Traveller Law Database
Clare County Council v McDonagh & Anor  IESC 2
|Date of Decision:||Mon, 31 Jan 2022|
|Decision Making Body:||Supreme Court|
|Law Applied:||Bunreacht na hÉireann, European Convention on Human Rights, Housing (Traveller Accommodation) Act 1998, Planning and Development Act 2000|
|Keywords:||Article 40.5, Article 8 ECHR, Constitution, Mandatory Interlocutory Injunction, Proportionality, County Council, Trespass, Planning, Housing Authority|
|Full Case Details - Download Full Judgment (pdf)|
The Supreme Court overturned an interlocutory injunction which would have vacated a Traveller family who were unlawfully occupying a Council site. The decision was based on a proportionality assessment that hadn’t been performed by the lower Courts, and due to the protections offered by Article 45 of the Constitution and Article 8 European Convention on Human Rights.
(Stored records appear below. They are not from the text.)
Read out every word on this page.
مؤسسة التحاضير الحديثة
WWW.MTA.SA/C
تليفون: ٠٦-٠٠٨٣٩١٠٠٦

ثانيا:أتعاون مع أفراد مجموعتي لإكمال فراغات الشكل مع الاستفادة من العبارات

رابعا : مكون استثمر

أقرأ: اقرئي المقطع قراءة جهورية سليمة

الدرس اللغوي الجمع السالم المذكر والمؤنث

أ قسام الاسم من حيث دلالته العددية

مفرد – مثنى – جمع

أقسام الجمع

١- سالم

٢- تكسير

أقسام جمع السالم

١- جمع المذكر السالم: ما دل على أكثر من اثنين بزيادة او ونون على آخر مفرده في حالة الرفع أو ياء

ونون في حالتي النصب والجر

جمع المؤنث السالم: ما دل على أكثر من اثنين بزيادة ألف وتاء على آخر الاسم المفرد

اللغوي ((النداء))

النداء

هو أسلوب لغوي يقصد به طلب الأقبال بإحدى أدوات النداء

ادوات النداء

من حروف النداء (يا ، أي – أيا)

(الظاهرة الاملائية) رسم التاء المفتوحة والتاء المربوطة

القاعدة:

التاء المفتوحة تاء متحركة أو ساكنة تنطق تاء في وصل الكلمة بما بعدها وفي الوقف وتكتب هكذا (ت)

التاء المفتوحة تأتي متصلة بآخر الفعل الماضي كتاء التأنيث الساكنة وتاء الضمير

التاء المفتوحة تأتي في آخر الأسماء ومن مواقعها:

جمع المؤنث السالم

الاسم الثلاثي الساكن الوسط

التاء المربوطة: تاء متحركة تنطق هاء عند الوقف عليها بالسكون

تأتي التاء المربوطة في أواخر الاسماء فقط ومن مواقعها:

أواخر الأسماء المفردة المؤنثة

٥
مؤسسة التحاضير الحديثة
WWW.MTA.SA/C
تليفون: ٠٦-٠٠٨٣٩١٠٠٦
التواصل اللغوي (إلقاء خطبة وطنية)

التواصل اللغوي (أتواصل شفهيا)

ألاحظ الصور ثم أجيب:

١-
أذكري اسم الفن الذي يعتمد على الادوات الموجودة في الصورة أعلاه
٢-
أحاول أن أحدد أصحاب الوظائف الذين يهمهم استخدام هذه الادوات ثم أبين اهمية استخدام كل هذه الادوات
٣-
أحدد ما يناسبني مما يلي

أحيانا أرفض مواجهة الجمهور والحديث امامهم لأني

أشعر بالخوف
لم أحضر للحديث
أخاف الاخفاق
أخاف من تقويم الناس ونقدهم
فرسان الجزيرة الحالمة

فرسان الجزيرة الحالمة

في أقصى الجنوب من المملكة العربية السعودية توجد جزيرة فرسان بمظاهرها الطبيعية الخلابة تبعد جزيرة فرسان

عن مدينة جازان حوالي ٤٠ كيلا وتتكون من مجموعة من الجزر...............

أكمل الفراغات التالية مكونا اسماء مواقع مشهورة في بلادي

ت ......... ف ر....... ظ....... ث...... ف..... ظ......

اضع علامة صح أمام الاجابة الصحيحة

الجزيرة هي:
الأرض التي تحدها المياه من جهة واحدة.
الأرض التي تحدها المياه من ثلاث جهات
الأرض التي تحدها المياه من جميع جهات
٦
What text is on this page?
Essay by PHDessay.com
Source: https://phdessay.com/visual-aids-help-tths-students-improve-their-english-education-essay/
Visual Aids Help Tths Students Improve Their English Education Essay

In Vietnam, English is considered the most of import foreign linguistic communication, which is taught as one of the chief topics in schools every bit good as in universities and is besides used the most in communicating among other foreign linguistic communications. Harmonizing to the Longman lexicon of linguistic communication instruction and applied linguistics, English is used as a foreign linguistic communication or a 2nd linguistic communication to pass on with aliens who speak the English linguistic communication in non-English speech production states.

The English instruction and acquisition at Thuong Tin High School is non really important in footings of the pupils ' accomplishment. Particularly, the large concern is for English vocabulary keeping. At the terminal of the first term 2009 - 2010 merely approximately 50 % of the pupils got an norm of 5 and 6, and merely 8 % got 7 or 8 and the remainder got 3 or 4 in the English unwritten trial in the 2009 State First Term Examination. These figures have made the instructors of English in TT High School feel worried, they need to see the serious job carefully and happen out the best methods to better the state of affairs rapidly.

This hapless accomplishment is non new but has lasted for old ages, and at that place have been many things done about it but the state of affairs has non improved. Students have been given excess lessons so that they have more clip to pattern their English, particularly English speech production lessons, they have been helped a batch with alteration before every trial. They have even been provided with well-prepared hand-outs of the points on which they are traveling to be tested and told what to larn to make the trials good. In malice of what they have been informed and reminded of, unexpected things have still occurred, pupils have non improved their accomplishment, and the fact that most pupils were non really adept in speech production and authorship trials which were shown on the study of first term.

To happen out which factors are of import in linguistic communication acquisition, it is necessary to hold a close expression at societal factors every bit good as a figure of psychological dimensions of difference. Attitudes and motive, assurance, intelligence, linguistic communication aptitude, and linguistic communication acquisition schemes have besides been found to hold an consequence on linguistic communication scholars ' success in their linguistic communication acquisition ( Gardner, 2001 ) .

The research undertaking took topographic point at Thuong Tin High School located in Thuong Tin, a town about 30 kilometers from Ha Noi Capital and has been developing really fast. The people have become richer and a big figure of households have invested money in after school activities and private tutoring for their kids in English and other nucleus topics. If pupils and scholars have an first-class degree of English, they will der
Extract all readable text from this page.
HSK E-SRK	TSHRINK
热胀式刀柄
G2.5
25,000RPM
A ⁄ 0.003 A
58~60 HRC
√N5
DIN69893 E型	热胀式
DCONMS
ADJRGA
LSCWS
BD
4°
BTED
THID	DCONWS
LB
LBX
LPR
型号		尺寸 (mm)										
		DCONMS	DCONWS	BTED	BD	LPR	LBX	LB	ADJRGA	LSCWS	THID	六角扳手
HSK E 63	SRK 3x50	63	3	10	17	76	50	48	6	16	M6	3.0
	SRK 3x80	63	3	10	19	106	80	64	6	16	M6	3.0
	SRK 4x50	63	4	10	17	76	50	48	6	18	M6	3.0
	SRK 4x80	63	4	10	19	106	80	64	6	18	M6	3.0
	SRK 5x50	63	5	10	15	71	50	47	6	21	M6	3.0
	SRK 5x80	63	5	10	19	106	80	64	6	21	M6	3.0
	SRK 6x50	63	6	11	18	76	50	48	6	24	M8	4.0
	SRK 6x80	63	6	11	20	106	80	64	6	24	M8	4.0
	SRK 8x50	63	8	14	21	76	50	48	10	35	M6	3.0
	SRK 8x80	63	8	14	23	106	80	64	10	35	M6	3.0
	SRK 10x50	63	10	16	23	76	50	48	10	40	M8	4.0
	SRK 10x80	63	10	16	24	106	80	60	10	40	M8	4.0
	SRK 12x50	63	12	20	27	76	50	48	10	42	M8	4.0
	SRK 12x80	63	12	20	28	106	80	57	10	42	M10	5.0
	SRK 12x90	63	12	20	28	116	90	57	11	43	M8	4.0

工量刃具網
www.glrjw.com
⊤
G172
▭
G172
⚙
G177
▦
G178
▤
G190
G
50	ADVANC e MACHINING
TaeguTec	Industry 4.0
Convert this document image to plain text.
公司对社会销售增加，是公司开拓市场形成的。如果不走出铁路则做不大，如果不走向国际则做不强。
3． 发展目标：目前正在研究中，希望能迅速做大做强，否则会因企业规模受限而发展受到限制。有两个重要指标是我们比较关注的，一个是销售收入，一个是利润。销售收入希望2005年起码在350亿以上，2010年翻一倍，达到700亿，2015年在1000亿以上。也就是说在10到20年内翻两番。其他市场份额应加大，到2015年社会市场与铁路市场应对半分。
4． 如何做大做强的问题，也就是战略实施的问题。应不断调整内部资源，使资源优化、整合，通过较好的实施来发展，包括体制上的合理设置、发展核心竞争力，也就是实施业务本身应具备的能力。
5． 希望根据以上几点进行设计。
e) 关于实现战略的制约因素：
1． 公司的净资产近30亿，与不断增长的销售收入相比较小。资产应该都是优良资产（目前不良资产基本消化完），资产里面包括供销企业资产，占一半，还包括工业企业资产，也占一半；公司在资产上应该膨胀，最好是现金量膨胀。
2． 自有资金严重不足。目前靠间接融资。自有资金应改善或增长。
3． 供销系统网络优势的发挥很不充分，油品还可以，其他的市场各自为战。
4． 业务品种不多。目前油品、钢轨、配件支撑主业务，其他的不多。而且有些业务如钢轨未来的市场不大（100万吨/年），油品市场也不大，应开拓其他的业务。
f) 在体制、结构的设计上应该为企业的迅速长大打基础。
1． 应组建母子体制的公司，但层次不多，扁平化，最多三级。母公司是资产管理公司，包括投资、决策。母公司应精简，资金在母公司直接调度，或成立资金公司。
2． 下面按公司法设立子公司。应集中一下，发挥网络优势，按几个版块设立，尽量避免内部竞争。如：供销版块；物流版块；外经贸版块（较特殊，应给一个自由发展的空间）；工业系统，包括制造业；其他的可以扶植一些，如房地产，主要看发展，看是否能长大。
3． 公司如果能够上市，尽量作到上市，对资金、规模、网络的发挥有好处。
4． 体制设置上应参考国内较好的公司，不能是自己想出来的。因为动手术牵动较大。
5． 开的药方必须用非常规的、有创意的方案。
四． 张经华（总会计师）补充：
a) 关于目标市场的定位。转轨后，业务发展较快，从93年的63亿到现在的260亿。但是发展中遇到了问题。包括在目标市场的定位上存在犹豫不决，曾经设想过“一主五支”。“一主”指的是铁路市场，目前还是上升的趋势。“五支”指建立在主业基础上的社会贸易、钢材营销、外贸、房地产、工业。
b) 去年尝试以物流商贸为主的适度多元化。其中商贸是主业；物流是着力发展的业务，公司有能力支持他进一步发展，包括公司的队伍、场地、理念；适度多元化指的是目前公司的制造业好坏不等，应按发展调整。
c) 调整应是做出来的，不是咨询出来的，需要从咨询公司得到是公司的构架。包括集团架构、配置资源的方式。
The McDonaghs were a Traveller family unlawfully occupying land owned by Clare County Council. The Council sought permanent injunctions to vacate the caravans and mobile homes from the site. The Council obtained from the High Court a mandatory interlocutory injunction requiring the McDonaghs to vacate the site.
The McDonaghs appealed, arguing that the High Court failed to consider whether their site constituted a home within the meaning of Article 8 of the European Convention on Human Rights (ECHR), and therefore had protection that would require the proportionality of the injunction and its effect to be considered. The McDonaghs further argued that Court should consider the Council’s failure to respond to its statutory duty to provide Traveller-specific accommodation options under the Housing (Traveller Accommodation) Act 1998, which resulted in them having nowhere else to reside.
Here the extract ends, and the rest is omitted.